Any ovarian follicle that is larger than about two centimetres in diameter is termed an ovarian cyst, and 95 percent of them are harmless. It is only when they exceed around five centimetres in diameter and/or start causing bleeding and/or pain that removal is required, usually via laparoscopy. Those particular cysts that we saw on that initial scan were deemed small and insignificant at the time, i.e. not worthy of surgical intervention, and a risk I’m not sure I would’ve been prepared to subject the fetus to at that stage anyway.
But in retrospect, perhaps things should’ve been monitored a little more closely, both pre and post-partum.

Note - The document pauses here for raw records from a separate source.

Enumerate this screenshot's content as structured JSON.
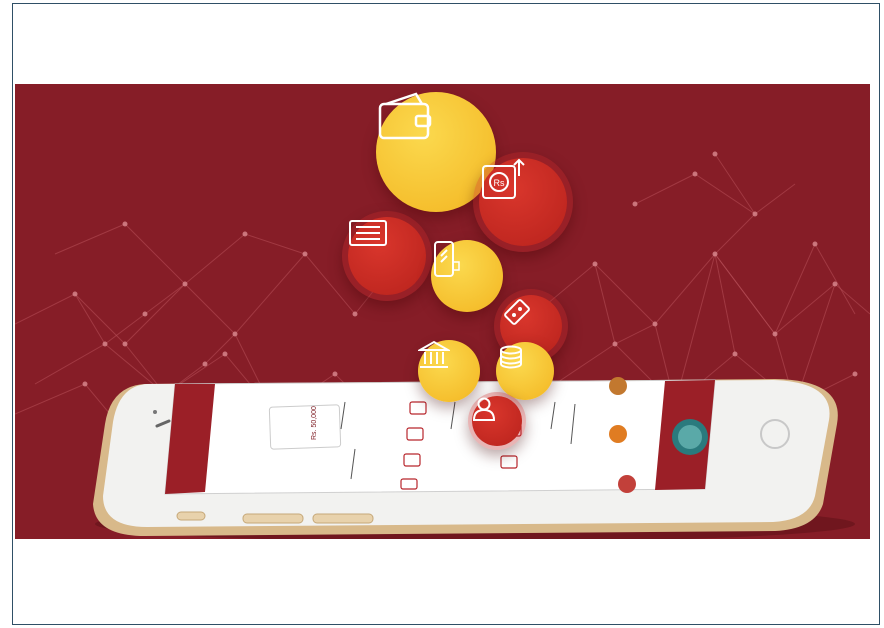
{
  "hero": {
    "background_color": "#861d27",
    "accent_yellow": "#f5c02b",
    "accent_red": "#c62a22",
    "card_text": "Rs. 50,000"
  },
  "floating_icons": [
    {
      "name": "wallet-icon",
      "tone": "yellow"
    },
    {
      "name": "rupee-withdraw-icon",
      "tone": "red",
      "label": "Rs"
    },
    {
      "name": "ticket-icon",
      "tone": "red"
    },
    {
      "name": "mobile-recharge-icon",
      "tone": "yellow"
    },
    {
      "name": "coupon-icon",
      "tone": "red"
    },
    {
      "name": "bank-icon",
      "tone": "yellow"
    },
    {
      "name": "coins-icon",
      "tone": "yellow"
    },
    {
      "name": "user-icon",
      "tone": "red"
    }
  ]
}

During the entire seven months that I carried Goran, I gained only 6.5kg (1.78 of which was him at birth). This was due in no small part to the afore-mentioned HG. And honestly, if it wasn't for the discovery of Asic tabs, which I then lived on, literally, to help keep the worst of the nausea at bay and some of my food down, I probably would’ve gained even less. All that considered, I look enormous in these preggie pics, taken at 24 and 29 weeks respectively. And I cannot help but wonder if there wasn’t something besides a baby growing inside that massively distended belly…
Above: At six months
Below: At seven months
Otherwise, I’m glad to report that all is going well with my recovery. The most difficult and frustrating part of it all is not the pain at the surgery site, or getting accustomed to the ccHRT, but not being allowed to pick up or carry Goran (now 11kg). It is frikkin killing me. Especially because he is at such a critical stage in terms of mobility, i.e. on the brink of learning how to walk. I’ve worked so damn hard to get him to this point, and not being able to continue this shared activity of ours for four whole weeks puts a real spanner in the works. I am literally counting down the days till we can be a wholly functioning unit again.

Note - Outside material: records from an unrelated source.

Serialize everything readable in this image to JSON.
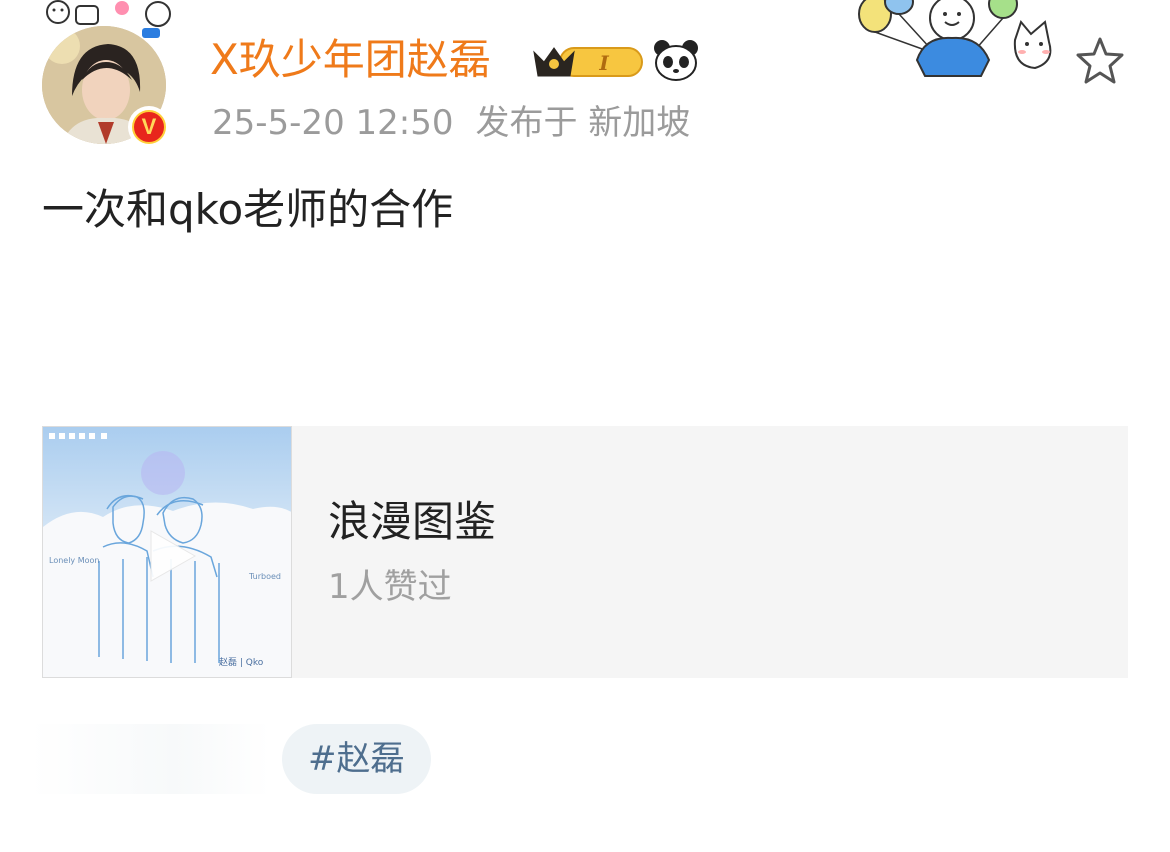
{
  "post": {
    "username": "X玖少年团赵磊",
    "vip_level": "I",
    "timestamp": "25-5-20 12:50",
    "location": "发布于 新加坡",
    "text": "一次和qko老师的合作"
  },
  "music_card": {
    "title": "浪漫图鉴",
    "likes": "1人赞过",
    "cover_text": {
      "left": "Lonely Moon",
      "right": "Turboed",
      "credit": "赵磊 | Qko"
    }
  },
  "topic": {
    "label": "#赵磊"
  },
  "colors": {
    "username": "#ef7a1a",
    "meta": "#9b9b9b",
    "tag_bg": "#eef3f6",
    "tag_text": "#4e6e8e",
    "verified": "#e8261c"
  },
  "icons": [
    "avatar",
    "verified-v-icon",
    "vip-crown-badge",
    "panda-icon",
    "star-favorite-icon",
    "play-icon"
  ]
}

Anyway, what’s done is done, and it’s a waste of energy dwelling on the past. I’d say if there’s one thing I’ve learnt over the past year, it’s that our female bodies are both fearsome and fragile things, capable of creating, and equally susceptible to breaking. Virtually overnight. From now on I will listen to my body. And I urge all women reading this to do the same. Do not take anything for granted, or anything out of the ordinary lightly. Abnormal bleeds, unexplained pain…have it seen to by a professional as soon as possible.
As frightening as my personal experiences have been, even more frightening is the knowledge that, had I not been rushed to hospital and gotten the urgent medical attention I needed at those particular moments in time, the outcomes could’ve been a lot worse.